George Takei “laughed and cried,” while writing his new book!
The Star Trek alum shares heartfelt stories from imprisonment in his new children’s book My Lost Freedom. The book touches on the lives of Japanese Americans, including Takei and his family, in the aftermath of the Pearl Harbour attack, told on a kid-friendly level.
All about Takei’s new children’s book
The actor has been vocal about his experiences during World War II and believes the subject is still unknown to many. “It's an American story because it's a chapter of American democracy, and yet so many Americans either know absolutely nothing about it or whatever they know is rather skimpy,” he told People’s Magzine.
In his 1994 memoir To the Stars and the 2019 graphic novel They Called Us Enemy, Takei has openly spoken about the subject. However, with his new children's book, he wishes to increase reachability.
"My Lost Freedom tells a very elementary story, but maybe even on that elementary level, it puts the curiosity of daddy and mommy to learn a little bit more about it. And for their children, they are introduced to that story,” he says about the book.
What happened to Tekei and his family during WWII?
At the time, the US and Japan were at war with each other. In the events of that, the latter attacked America’s Pearl Harbour port, which escalated things further.
Although everyone’s heard about the Harbour and Hiroshima attacks, the consequences on Japanese Americans are hardly discussed.
“America saw us as the enemy simply because we looked like the people who did the bombing,” Takei writes in his book. Discussing the fate he and 100,000 people like him faced, he recalled how they lost their homes and were moved to temporary homes, where they would sleep on “bugs, flying insects and germs.”
Recalling THIS incident made him laugh and cry at the same time
Talking to People magazine, he shared an emotional yet light-hearted story of his parents. He recalled his mother snuck in a sewing machine, which was forbidden in the camp, to make clothes for the kids and curtains for their tent.
When she told his father about that, he was left “aghast.” “When she revealed it in Arkansas, my father was aghast. He couldn't believe she had brought in contraband: ‘What’s going to happen to us if they find it?’” he recalled.
But given the levity of the situation, he burst out laughing, “He burst out into guffawing, and my mother joined in with him.”
“In remembering that, I started laughing and crying too at the same time. The pain, the kind of emotions that my parents had to go through, they just made me cry,” Tekei revealed.

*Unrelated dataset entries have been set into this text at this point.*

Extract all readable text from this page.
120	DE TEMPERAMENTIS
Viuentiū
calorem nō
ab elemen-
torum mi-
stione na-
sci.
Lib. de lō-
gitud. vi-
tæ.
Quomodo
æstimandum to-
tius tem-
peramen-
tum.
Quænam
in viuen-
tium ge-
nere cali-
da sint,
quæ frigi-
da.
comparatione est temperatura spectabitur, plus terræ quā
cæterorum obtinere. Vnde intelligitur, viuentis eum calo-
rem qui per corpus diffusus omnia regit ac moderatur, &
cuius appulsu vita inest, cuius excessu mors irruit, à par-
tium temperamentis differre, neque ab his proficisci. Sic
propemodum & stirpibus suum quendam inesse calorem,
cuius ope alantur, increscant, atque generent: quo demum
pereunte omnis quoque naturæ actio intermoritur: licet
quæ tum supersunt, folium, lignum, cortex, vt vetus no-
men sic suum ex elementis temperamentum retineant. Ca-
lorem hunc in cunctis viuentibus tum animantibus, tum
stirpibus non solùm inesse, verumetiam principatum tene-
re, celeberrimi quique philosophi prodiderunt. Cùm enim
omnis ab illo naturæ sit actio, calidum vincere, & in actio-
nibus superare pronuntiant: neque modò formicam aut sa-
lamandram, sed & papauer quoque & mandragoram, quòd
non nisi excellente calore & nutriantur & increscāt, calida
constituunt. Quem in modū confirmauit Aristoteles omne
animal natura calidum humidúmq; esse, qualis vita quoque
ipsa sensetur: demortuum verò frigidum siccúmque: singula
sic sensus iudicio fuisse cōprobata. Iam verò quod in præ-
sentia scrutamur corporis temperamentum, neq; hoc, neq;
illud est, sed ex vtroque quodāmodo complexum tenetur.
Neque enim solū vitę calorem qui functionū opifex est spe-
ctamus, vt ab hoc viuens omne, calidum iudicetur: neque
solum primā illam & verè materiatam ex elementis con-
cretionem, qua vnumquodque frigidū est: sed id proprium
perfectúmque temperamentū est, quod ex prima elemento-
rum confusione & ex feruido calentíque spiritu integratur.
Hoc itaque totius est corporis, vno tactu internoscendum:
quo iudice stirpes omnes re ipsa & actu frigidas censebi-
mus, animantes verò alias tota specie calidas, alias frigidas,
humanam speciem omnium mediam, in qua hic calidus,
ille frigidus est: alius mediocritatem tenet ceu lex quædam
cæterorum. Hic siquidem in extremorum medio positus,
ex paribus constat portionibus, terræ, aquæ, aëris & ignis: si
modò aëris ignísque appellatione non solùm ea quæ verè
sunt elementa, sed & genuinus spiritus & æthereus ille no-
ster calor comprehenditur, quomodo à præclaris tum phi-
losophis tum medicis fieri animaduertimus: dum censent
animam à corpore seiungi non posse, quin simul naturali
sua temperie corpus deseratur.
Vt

Why did Tekei release a children’s book on the subject
Simply put, he wanted to break the generational trauma by openly addressing what took place back then. He believes people don’t accept because of shame, “The generation that went through that experience were so wounded by it and also felt so shamed by it, which is actually not their shame."
“But one unfairness of life is that the victims of that shame, governmental shame, are the ones who take on that shame, and they didn't talk about it with their children or their grandchildren,” the Mulan actor added.
On the other hand, his family discussed it in “many after-dinner conversations,” and he wishes the same for the others through his book.
The book My Lost Freedom: A Japanese American World War II Story is now available in the market.